Don't use Spot-Tone for negatives. Use Opaque Black, Perfect Opaque Liquid, or Photo Maskoid. For some further hints on negative retouching, see my article, Tips on Printing, at http://unblinkingeye.com/Articles/Printing/printing.html. I find retouching negatives a lot harder than retouching prints. After you retouch a negative you almost always have to retouch the print you make from it too.

-- Ed Buffaloe (edb@unblinkingeye.com), September 05, 2001.

I know it loses some of the romance of the traditional darkroom. But I have my neg scanned and fix the offending hole in Photoshop. It takes about 10 seconds to do. From the file you could have another piece of film or a print outputted.

-- Dominique Labrosse (d_labrosse@hotmail.com), September 05, 2001.

Instead of using a small brush, try using a toothpick sharpened with fine grit sand paper.

-- Stephen Willard (willard@peakpeak.com), September 05, 2001.

In the old days they used pencils. Pat

-- pat krentz (patwandakrentz@aol.com), September 05, 2001.

Are you coating your own film? I've never seen pinholes in modern film. Knifing the prints is probably easier anyway.

-- Pete Andrews (p.l.andrews@bham.ac.uk), September 06, 2001.


You'd use a pencil for that most likely. It's been eons since I've done any neg retouching (and I was lousy at it too...), but you use a very fine pencil, usually a technical pencil with different weights of lead sharpened down to a very fine point. Kodak used to make this fluid called "retouching fluid" that would prime the neg & give it some tooth for the pencil. The problem with dyes is just as you described. Usually this means you're using too much dye, it will cluster around the edges of the spot and cause a doughnut like shape. The brush needs to be almost dry, and you need to sorta "pick" at it, not brush it on. Pencils were used because the dye often could not reach the density needed. Even dried spotone, which when dry is denser than the wet, can't match lead. The practice was to overshoot the density a bit, and if you had to, to spot the print afterwards. The opposite is true in print retouching, it's better to use less--than overdo it.

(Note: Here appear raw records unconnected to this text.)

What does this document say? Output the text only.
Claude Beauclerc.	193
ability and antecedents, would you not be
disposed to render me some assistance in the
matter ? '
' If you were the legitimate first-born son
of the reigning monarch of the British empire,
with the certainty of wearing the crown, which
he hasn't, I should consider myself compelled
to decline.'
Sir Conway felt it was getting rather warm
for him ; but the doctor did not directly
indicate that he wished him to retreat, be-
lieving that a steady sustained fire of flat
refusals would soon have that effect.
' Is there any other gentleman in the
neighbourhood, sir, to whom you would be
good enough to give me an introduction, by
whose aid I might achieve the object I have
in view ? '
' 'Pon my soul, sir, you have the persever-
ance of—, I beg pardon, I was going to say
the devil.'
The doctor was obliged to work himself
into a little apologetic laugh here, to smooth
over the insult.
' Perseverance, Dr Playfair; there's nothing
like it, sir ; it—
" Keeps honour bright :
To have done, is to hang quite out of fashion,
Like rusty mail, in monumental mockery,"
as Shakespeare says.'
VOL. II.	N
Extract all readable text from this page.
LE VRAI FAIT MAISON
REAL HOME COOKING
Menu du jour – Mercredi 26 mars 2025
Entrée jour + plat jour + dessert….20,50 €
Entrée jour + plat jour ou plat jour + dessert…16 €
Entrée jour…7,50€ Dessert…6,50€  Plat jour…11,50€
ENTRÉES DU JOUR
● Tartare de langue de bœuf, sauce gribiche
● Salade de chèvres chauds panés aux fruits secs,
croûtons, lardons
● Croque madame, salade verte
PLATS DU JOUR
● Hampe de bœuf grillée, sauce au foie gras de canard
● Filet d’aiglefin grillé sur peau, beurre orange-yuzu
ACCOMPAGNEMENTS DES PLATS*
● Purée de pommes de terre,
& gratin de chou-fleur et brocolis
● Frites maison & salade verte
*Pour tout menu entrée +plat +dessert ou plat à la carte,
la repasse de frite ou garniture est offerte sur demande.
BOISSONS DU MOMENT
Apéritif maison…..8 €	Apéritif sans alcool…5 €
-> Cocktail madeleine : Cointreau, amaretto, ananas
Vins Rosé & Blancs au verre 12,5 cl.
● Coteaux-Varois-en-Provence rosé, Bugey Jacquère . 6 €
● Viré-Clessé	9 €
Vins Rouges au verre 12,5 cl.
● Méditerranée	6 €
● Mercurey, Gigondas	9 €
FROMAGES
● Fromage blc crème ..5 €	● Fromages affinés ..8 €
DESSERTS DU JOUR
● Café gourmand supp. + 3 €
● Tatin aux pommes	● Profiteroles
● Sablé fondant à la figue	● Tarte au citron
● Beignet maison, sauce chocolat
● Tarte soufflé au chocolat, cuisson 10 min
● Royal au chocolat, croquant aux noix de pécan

These are the basic rules for b&w: Dye is used on the base side. Pencil on the emulsion. For pencil, you use the retouching fluid. (lead: HB: speculars/2H: mid-tones/6H: details in shadow area). You can remove the lead with more fluid or Rosinol. You pick away at it with the tip of the lead, in such a way that you almost don't touch the neg...

Dyes: done on base (use a diffusion enlarger). Mostly use #3 spotone, maybe some #0. Dampen the neg first, then spot. Wipe with damp cotton swab after each application to smooth out the area.

There are some other methods like etching, that can add & subtract density from a negative as well...you can use a blade like a scalpel almost, on the emulsion side to remove density. I halfway remember a techique of etching the base to cancel out a tone and then soptting the print back in...

All this is from painful recollections of a retouching class I had to take....you can get similar information from Kodak's Photographic Retouching", if it's still in print...or probably some of those Veronica Cass books/videos. A retouching table will be a big help too for negs. Make a decent print before trying any of this just in case...

-- DK Thompson (kthompson@moh.dcr.state.nc.us), September 06, 2001.


Jeff, If it's 4x5 we're talking about here, just shoot anything with sky or fog on Ready Load...and if that is not available...a whole bunch of extra shots.

I've yet to find an easy solution to this problem. It's best to try to prevent those nasty pin holes in the first place.

For what it is worth, I seem to get a smaller size dot of pigment using an oil based medium and, as Stephen suggested, a fine sliver of wood for a "brush". You will just have let it dry for a few days before putting it back in the sleeve. And, of course, spot it back on the print.

-- Bruce Wehman (bruce.wehman@hs.utc.com), September 06, 2001.


How about an ounce of prevention? How concentrated is your stop bath? Too high a pH will create the gas that causes the pinholes. Make sure that the concentration of the stop bath is not above the recommended dilution. You could also change to alternative chemistry to stop development.